Dunia Judi Situs informasi lengkap perjudian

Raja Judi Dunia Stanley Ho Wafat

Raja judi dunia Stanley Ho wafat

Raja judi alias taipan kasino asal Makau, Stanley Ho meninggal dunia pada usia 98 tahun pada 26 Mei 2020 lalu, di mana prosesi pemakaman Ho sendiri dilaksanakan pada 9 dan 10 Juli kemarin.

Komite pemakamannya dilaporkan akan dihadiri lebih dari 100 politisi dan selebriti dari Makau dan Hong Kong, termasuk Kepala Eksekutif Makau Ho Iat Seng, Kepala Eksekutif Hong Kong Carrie Lam, dan mogul bisnis Li Ka-Shing.

Ho merupakan pemilik kerajaan bisnis judi terbesar dan ia juga tercatat sebagai salah satu orang terkaya di Asia. Anak Ho, Pansy mengatakan, di Hong Kong ayahnya adalah orang yang sangat dihormati. Nah, untuk mengenal lebih jauh Stanley Ho, simak 5 fakta berikut mengenai taipan kasino tersebut:

1. Mewariskan harta kepada 16 orang anak dan tiga istri

Stanley Ho meninggalkan harta warisannya kepada 16 anaknya dari tiga orang istri. Masing-masing disebut akan mendapatkan warisan dengan nilai setara 18.000 dolar Singapura per bulan atau sekitar Rp 187 juta yang berasal dari dana perwalian keluarga.

Tiga istrinya, Lucina Lam, Ina Chan dan Angela Leong telah ditunjuk sebagai penerima manfaat, dan ditugasi untuk menggunakan sejumlah uang yang tidak diungkapkan untuk pengeluaran dan pendidikan anak-anak mereka.

Lam, Chan dan Leong juga akan diizinkan untuk meminta dana tambahan bila perlu. Namun, permintaan akan dikenakan pemungutan suara dari dua istri lainnya, dan persetujuan akhir hanya dapat diberikan oleh pelaksana dana, yang belum disebutkan namanya.

2. Bangun pusat judi terbesar di Asia

Selama hidupnya Ho berupaya untuk membuat orang terkasihnya agar jauh dari meja judi. Ia juga memiliki bisnis game paling menguntungkan di dunia melalui perusahaannya SJM Holdings Ltd senilai US$ 6 miliar. Ho juga sukses membangun Makau menjadi pusat judi terbesar setara dengan Las Vegas di Amerika Serikat (AS).

Selama beberapa dekade, Ho menginvestasikan sejumlah besar uang di Kanada, Timor Timur, Mozambik, Vietnam, Portugal, China, Hong Kong, Indonesia, dan Filipina. Pada satu titik, dia bahkan berhasil membuat kasino dibuka di ruang bawah tanah sebuah hotel Korea Utara.

3. Jumlah hartanya Rp 29 triliun

Berdasarkan Forbes, jumlah kekayaan Stanley Ho sebesar 2 miliar US dolar atau setara dengan 29 triliun rupiah, dia bahkab juga telah membeli hotel Mandarin Oriental Makau tahun lalu dan mengubahnya menjadi Grand Lapa.

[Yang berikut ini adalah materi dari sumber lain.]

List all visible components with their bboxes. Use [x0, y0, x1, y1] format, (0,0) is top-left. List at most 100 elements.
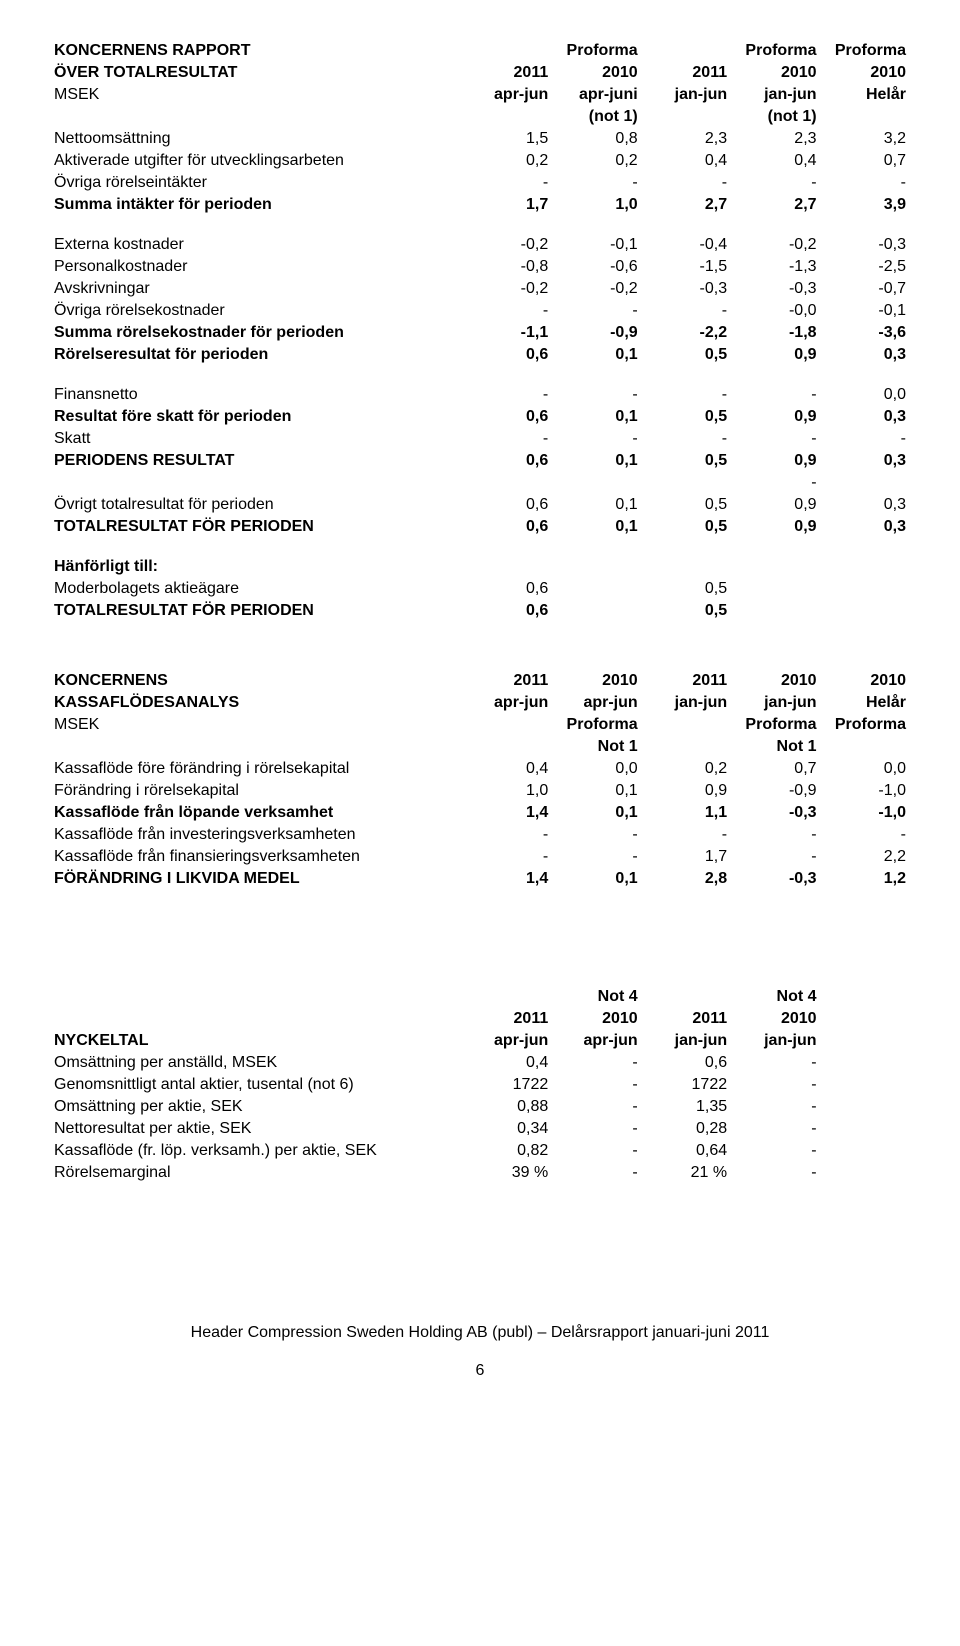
row-value: 3,2 — [821, 128, 910, 150]
row-value — [552, 556, 641, 578]
row-value: -1,3 — [731, 256, 820, 278]
row-label: Resultat före skatt för perioden — [50, 406, 463, 428]
row-value: 0,3 — [821, 494, 910, 516]
table-row: Kassaflöde från löpande verksamhet1,40,1… — [50, 802, 910, 824]
row-label: Externa kostnader — [50, 234, 463, 256]
row-label: Rörelsemarginal — [50, 1162, 463, 1184]
row-value: 1,7 — [642, 846, 731, 868]
row-value: 0,1 — [552, 868, 641, 890]
row-value: 2,7 — [642, 194, 731, 216]
table-row: Rörelsemarginal39 %-21 %- — [50, 1162, 910, 1184]
table-row: Övriga rörelsekostnader----0,0-0,1 — [50, 300, 910, 322]
income-statement-table: KONCERNENS RAPPORT Proforma Proforma Pro… — [50, 40, 910, 622]
row-label: Rörelseresultat för perioden — [50, 344, 463, 366]
row-value — [642, 472, 731, 494]
row-value: -2,2 — [642, 322, 731, 344]
row-value: - — [731, 824, 820, 846]
row-value: 0,1 — [552, 344, 641, 366]
row-value: 0,34 — [463, 1118, 552, 1140]
table-header-row: KONCERNENS RAPPORT Proforma Proforma Pro… — [50, 40, 910, 62]
row-value: -0,3 — [821, 234, 910, 256]
row-value: 0,1 — [552, 406, 641, 428]
table-row: Nettoomsättning1,50,82,32,33,2 — [50, 128, 910, 150]
row-value: 3,9 — [821, 194, 910, 216]
row-value — [821, 578, 910, 600]
row-label: Nettoresultat per aktie, SEK — [50, 1118, 463, 1140]
row-value: - — [731, 846, 820, 868]
row-value: -3,6 — [821, 322, 910, 344]
row-value: 0,4 — [731, 150, 820, 172]
table-row: FÖRÄNDRING I LIKVIDA MEDEL1,40,12,8-0,31… — [50, 868, 910, 890]
row-label: Skatt — [50, 428, 463, 450]
row-value: -1,5 — [642, 256, 731, 278]
table-row: Omsättning per aktie, SEK0,88-1,35- — [50, 1096, 910, 1118]
row-value: 0,3 — [821, 450, 910, 472]
table-row: Kassaflöde från finansieringsverksamhete… — [50, 846, 910, 868]
row-value: -0,2 — [463, 234, 552, 256]
row-value: 0,1 — [552, 802, 641, 824]
table-row: Hänförligt till: — [50, 556, 910, 578]
row-value — [463, 472, 552, 494]
header-title-2: ÖVER TOTALRESULTAT — [50, 62, 463, 84]
row-label: Övriga rörelsekostnader — [50, 300, 463, 322]
row-value: 1,7 — [463, 194, 552, 216]
row-value: 1,4 — [463, 868, 552, 890]
header2-title-1: KONCERNENS — [50, 670, 463, 692]
col2-h: Proforma — [552, 40, 641, 62]
row-value: 0,6 — [463, 600, 552, 622]
row-value: 0,6 — [463, 578, 552, 600]
table-row: Skatt----- — [50, 428, 910, 450]
table-row: Personalkostnader-0,8-0,6-1,5-1,3-2,5 — [50, 256, 910, 278]
row-value: 0,8 — [552, 128, 641, 150]
table-row: Aktiverade utgifter för utvecklingsarbet… — [50, 150, 910, 172]
table-row: Övrigt totalresultat för perioden0,60,10… — [50, 494, 910, 516]
row-value: 0,3 — [821, 516, 910, 538]
row-value: - — [731, 428, 820, 450]
row-value: 0,5 — [642, 578, 731, 600]
row-value: - — [552, 1096, 641, 1118]
row-label: Aktiverade utgifter för utvecklingsarbet… — [50, 150, 463, 172]
row-label: Kassaflöde från löpande verksamhet — [50, 802, 463, 824]
row-value: - — [731, 1052, 820, 1074]
row-label: Kassaflöde från finansieringsverksamhete… — [50, 846, 463, 868]
row-value: -0,6 — [552, 256, 641, 278]
row-value: -1,8 — [731, 322, 820, 344]
table-row: Externa kostnader-0,2-0,1-0,4-0,2-0,3 — [50, 234, 910, 256]
row-value: 0,5 — [642, 450, 731, 472]
row-value: 2,3 — [731, 128, 820, 150]
row-value: -0,9 — [552, 322, 641, 344]
row-value: 0,2 — [642, 758, 731, 780]
row-value: - — [552, 300, 641, 322]
row-value: 1722 — [463, 1074, 552, 1096]
header-title-1: KONCERNENS RAPPORT — [50, 40, 463, 62]
row-value: - — [552, 384, 641, 406]
row-value: 2,2 — [821, 846, 910, 868]
row-value: - — [731, 172, 820, 194]
row-label: TOTALRESULTAT FÖR PERIODEN — [50, 600, 463, 622]
table-row: - — [50, 472, 910, 494]
row-value: 0,4 — [463, 758, 552, 780]
row-value: - — [821, 172, 910, 194]
row-value: 0,5 — [642, 406, 731, 428]
table-row: Förändring i rörelsekapital1,00,10,9-0,9… — [50, 780, 910, 802]
table-row: TOTALRESULTAT FÖR PERIODEN0,60,5 — [50, 600, 910, 622]
row-value: 39 % — [463, 1162, 552, 1184]
table-row: Nettoresultat per aktie, SEK0,34-0,28- — [50, 1118, 910, 1140]
row-value: -0,0 — [731, 300, 820, 322]
header3-title: NYCKELTAL — [50, 1030, 463, 1052]
row-label: FÖRÄNDRING I LIKVIDA MEDEL — [50, 868, 463, 890]
row-value: -0,2 — [463, 278, 552, 300]
row-value: 0,6 — [463, 344, 552, 366]
row-label: Nettoomsättning — [50, 128, 463, 150]
table-row: Summa intäkter för perioden1,71,02,72,73… — [50, 194, 910, 216]
row-label: Övrigt totalresultat för perioden — [50, 494, 463, 516]
row-value — [552, 578, 641, 600]
row-value: 1,2 — [821, 868, 910, 890]
row-value: - — [552, 1074, 641, 1096]
row-value: 0,4 — [642, 150, 731, 172]
table-row — [50, 366, 910, 384]
row-value: -1,1 — [463, 322, 552, 344]
table-row — [50, 538, 910, 556]
row-value: 2,8 — [642, 868, 731, 890]
row-value: -0,3 — [731, 802, 820, 824]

Sayang, masa kecil yang dia jalani tak berlangsung mulus. Ketika Ho masih anak-anak, ayahnya bangkrut. Itu membuat keluarganya harus menghadapi kondisi keuangan yang memprihatinkan, dan diperparah ketika dua saudara laki-lakinya bunuh diri.

Ho kurang berprestasi di bidang akademik. Namun, dia menyadari pendidikan adalah kesempatan terbaiknya untuk mendapatkan kembali kekayaan yang dulu pernah dimiliki keluarganya. Tekad itu memicu dirinya mengejar beasiswa ke Universitas Hong Kong.

Rupanya nasib berkata lain. Saat itu sedang berlangsung awal Perang Dunia II yang menyebabkan invasi oleh Jepang. Dia terpaksa melarikan diri ke Makau. Kondisi tersebut membuatnya beradaptasi. Singkatnya dia mulai bekerja di perusahaan ekspor-impor milik Jepang. Ho menyelundupkan barang-barang mewah ke China, dan hal itu memungkinkannya untuk mengumpulkan sedikit uang.

Dengan uang itu lah dia meluncurkan perusahaan konstruksi dan minyak tanah. Perlahan namun pasti, dia membangun kerajaan bisnisnya sendiri termasuk bisnis judi.